Гробы заграничные, тысячи по три, по четыре – баксов, конечно, – красного дерева или под орех, лакированные, с позолоченным крестом поверху, хотя вера ихняя известно какая: все больше мошне, про которую Христос ясно высказался, да это как-то забывают, словцо непонятное вслух не употребляют, истово уверенные, что оно к ним отношения не имеет.
Оркестр из простых дударей эти новые хозяева не признают, отыскивают в филармониях, доходит и до укороченных симфонических оркестров, везут издалека, нанимают за зеленый нал, нищим подают широким махом, как сеятель на старой картинке, – от плеча. Потому и люду при таких прощаниях пруд пруди, могильщиков выходит не пара, как положено при обычном закапывании, а добрая шестерка, а то и восьмерка, восстают из пьяного праха все, кто на ногах, с профессионально скорбными лицами, которые никак не утолят отрыжную святость и наглый румянец.
Ну да Господь с ними…
У Георгия же Ивановича денег на похороны Гошки просто не было, не полагалась такая статья расходов в государственном заведении по имени школа-интернат, и он вертелся как уж на сковородке – есть такое выражение, хотя ужа на сковороде никто никогда нигде не видал.

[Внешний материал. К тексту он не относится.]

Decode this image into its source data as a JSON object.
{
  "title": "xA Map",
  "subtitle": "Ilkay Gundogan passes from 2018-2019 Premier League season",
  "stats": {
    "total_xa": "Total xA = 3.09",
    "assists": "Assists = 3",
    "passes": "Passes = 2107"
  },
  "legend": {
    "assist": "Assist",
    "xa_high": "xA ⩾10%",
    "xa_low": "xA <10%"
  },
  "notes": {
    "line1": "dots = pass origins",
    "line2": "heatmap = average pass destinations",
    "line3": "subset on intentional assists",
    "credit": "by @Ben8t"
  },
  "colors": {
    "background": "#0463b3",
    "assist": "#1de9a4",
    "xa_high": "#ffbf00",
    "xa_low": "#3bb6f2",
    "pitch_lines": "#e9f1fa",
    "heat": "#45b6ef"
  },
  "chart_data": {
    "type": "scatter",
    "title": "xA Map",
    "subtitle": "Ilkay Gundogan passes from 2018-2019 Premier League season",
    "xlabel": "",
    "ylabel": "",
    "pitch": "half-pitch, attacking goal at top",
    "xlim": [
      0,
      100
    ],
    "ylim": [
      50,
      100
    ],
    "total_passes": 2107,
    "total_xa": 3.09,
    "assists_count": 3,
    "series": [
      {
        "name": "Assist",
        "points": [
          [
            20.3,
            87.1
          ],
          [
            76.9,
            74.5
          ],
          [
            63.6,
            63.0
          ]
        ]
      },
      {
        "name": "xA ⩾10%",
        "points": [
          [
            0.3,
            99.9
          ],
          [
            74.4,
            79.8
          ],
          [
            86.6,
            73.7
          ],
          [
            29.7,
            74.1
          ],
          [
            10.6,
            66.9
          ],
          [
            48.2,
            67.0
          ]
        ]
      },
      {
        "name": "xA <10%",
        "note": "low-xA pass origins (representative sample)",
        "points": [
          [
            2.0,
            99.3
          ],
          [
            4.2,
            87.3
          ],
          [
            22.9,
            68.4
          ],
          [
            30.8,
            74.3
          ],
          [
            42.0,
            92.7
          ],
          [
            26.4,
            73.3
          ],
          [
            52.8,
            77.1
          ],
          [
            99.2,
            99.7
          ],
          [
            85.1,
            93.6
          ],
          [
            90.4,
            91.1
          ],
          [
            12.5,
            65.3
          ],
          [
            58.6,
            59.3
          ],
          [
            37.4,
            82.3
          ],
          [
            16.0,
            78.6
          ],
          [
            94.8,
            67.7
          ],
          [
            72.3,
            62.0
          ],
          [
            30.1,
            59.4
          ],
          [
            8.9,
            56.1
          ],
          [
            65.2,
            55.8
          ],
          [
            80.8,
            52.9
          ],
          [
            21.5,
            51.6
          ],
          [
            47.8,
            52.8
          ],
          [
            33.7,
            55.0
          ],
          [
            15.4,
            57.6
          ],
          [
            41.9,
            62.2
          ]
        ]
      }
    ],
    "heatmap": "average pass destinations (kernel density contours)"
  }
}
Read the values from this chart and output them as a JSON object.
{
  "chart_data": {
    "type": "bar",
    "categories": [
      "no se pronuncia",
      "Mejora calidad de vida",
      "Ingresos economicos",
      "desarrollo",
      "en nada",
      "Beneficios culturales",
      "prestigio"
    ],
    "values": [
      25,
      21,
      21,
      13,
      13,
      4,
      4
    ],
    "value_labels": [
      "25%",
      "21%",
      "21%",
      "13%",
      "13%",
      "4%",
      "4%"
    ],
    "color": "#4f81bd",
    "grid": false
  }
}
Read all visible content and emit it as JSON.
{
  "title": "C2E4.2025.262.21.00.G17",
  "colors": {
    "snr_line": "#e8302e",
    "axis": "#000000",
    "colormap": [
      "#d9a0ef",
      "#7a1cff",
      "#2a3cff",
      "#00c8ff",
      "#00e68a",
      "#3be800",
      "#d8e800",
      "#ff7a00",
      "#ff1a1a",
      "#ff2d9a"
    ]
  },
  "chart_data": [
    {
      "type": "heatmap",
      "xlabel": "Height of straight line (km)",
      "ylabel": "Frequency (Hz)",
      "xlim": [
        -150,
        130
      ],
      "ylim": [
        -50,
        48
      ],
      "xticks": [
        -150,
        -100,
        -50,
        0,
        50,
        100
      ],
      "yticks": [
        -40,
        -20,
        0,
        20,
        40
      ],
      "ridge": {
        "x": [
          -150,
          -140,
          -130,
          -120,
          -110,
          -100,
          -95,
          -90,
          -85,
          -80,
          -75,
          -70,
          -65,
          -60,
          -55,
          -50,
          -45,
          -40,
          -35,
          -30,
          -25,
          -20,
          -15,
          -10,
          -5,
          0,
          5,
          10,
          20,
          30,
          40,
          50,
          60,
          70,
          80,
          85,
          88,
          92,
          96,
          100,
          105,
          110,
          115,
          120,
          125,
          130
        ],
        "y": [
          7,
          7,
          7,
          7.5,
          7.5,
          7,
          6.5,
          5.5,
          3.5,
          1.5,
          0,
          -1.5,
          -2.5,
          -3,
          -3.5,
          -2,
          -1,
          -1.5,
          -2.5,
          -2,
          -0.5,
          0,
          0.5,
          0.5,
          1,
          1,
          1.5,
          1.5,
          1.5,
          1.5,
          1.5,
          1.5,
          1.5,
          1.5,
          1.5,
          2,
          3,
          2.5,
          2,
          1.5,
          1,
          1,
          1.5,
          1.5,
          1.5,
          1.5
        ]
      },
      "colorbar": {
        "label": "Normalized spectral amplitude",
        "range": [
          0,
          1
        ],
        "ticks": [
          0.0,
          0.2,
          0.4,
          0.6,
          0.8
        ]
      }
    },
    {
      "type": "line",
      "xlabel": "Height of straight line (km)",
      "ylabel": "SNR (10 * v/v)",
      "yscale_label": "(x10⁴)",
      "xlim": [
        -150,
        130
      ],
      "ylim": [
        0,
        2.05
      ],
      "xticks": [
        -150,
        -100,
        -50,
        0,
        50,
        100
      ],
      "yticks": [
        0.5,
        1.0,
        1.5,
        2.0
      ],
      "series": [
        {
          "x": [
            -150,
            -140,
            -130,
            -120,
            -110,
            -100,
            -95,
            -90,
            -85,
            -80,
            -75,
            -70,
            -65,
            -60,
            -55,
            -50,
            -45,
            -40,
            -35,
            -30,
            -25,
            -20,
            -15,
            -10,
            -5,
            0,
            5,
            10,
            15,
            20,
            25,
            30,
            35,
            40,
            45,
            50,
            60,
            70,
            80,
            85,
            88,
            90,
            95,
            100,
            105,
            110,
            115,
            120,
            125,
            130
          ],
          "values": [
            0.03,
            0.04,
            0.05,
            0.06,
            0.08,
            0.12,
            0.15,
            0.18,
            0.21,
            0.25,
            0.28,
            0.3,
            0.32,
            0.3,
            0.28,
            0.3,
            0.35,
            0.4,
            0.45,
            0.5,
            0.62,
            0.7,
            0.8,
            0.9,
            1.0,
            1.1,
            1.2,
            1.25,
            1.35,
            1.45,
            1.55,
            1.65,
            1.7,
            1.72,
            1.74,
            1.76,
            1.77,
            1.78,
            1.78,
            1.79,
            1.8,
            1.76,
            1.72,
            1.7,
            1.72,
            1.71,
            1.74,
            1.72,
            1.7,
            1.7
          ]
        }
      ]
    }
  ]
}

В общем, он крутился, то собирая свой летучий педсовет, то его разгоняя за бестолковость и разномнение, и все же узлы свои крепкие потихоньку развязывал, определяясь постепенно, что поминки пройдут в школьной столовой, но пустят на них не всех подряд, а только старшеклассников, для чего малышей покормят в срок, а остальные потерпят; что речь над могилой скажут только трое – он, директор, кто-то из воспитателей, только не Зоя Павловна, и, наверное, товарищ по интернату. Тут у него таилась некоторая закавыка, потому что Гнедой сказал бы плохо, Макаров мог сорваться в рев, в истерику, а остальные ребята не так уж хорошо знали Гошмана, потому что или появились недавно, или перешли из другой палаты, или же были вовсе безнадежны для произнесения речи в такой момент. Но поскольку было у Георгия Ивановича еще одно почти неразрешимое дело, выбор говорящего друга на могиле Гошки он пока откладывал, хотя вспомни о Топорове раньше, и главная загвоздка быстро бы разрешилась.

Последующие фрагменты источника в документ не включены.